Other economic factors also fail to explain this steady decline, as Eberstadt wrote in an essay for National Affairs in 2020: “The tempo of workforce withdrawal appears to be almost completely unaffected by the tempo of national economic growth, which varied appreciably over this period. Even recessions—including the Great Recession—appear to have scarcely any impact on the trend. Likewise, the NAFTA agreement, China’s entry into the World Trade Organization, and other ‘disruptive’ trade events with major implications for the demand for labor in America do not stand out,” Eberstadt wrote in 2020.
In other words, it’s not the natcon boogeymen of free trade and immigration that are driving this outcome. Eberstadt has argued that a lack of educational options for low-income men is the primary cause, though a number of cultural changes have also played a role, including “family structure, government-benefit dependence, and mass incarceration.”
Conspicuously absent from that list: undocumented immigration. (I emailed Eberstadt to ask for his views on Vance’s remarks, but he did not respond before publication.)
Contrary to Vance’s claim, it does not seem like most of those men have been forced out of the work force by employers who are eager to “import somebody from Central America who’s going to work under the table for poverty wages.” Rather, they’ve left the work force for a variety of reasons. Some are in jail, some are disabled, some are caring for family members or otherwise unable to commit to a full-time job. The notion that America has 7 million able-bodied men who would be working if only they could find a job is misguided.
Vance’s argument also ignores other relevant details, like the fact that men’s participation in the labor force has increased over the past four years. It’s not what you’d expect to see if the Biden administration’s immigration policies were forcing working-age American men out of jobs.
“Inability to find a job has played a minimal role in men’s declining labor supply,” concluded Eberstadt’s colleague Scott Winship, a senior fellow at the American Enterprise Institute, in an essay published last month by Fusion. After reviewing decades of data about why nonworking men are still without a job, Winship concluded that “only about a quarter of the increase in prime-age men who were jobless for a full year was explained by men who wanted a job.”
In an email on Wednesday, Winship said that he was “agnostic” about whether reducing immigration would boost wages for native-born workers or bring more men into the work force.
But the story of the 7 million missing working-age men is certainly far more complicated than Vance’s attempt to scapegoat migrant workers. Indeed, if federal policy is to blame for the decline in labor force participation among men, Vance should be paying more attention to welfare benefits for native-born workers rather than the consequences of undocumented immigrants.

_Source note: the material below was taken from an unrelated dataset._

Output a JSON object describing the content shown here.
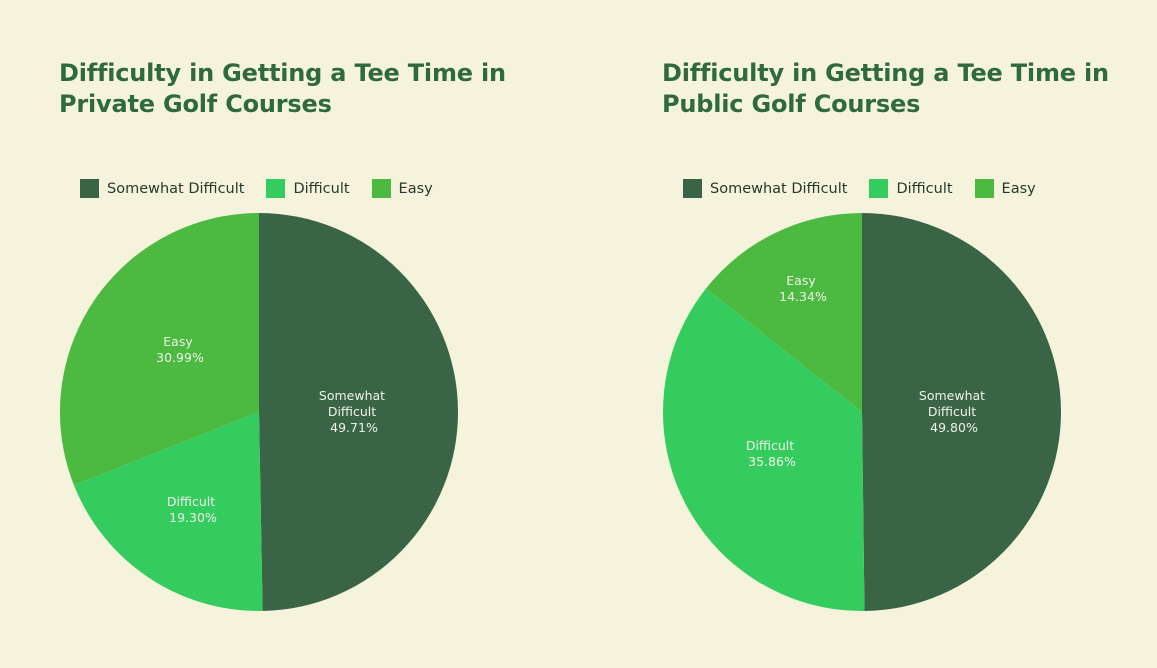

“The decline in work force participation among working-age men hasn’t been due to any deterioration in the labor market or economy,” Winship wrote in an email on Wednesday. “It mostly reflects rising school enrollment, increased responsibilities at home, earlier retirement, and especially increased receipt of disability benefits. The latter is primarily a problem with our disability policy rather than with our economy.”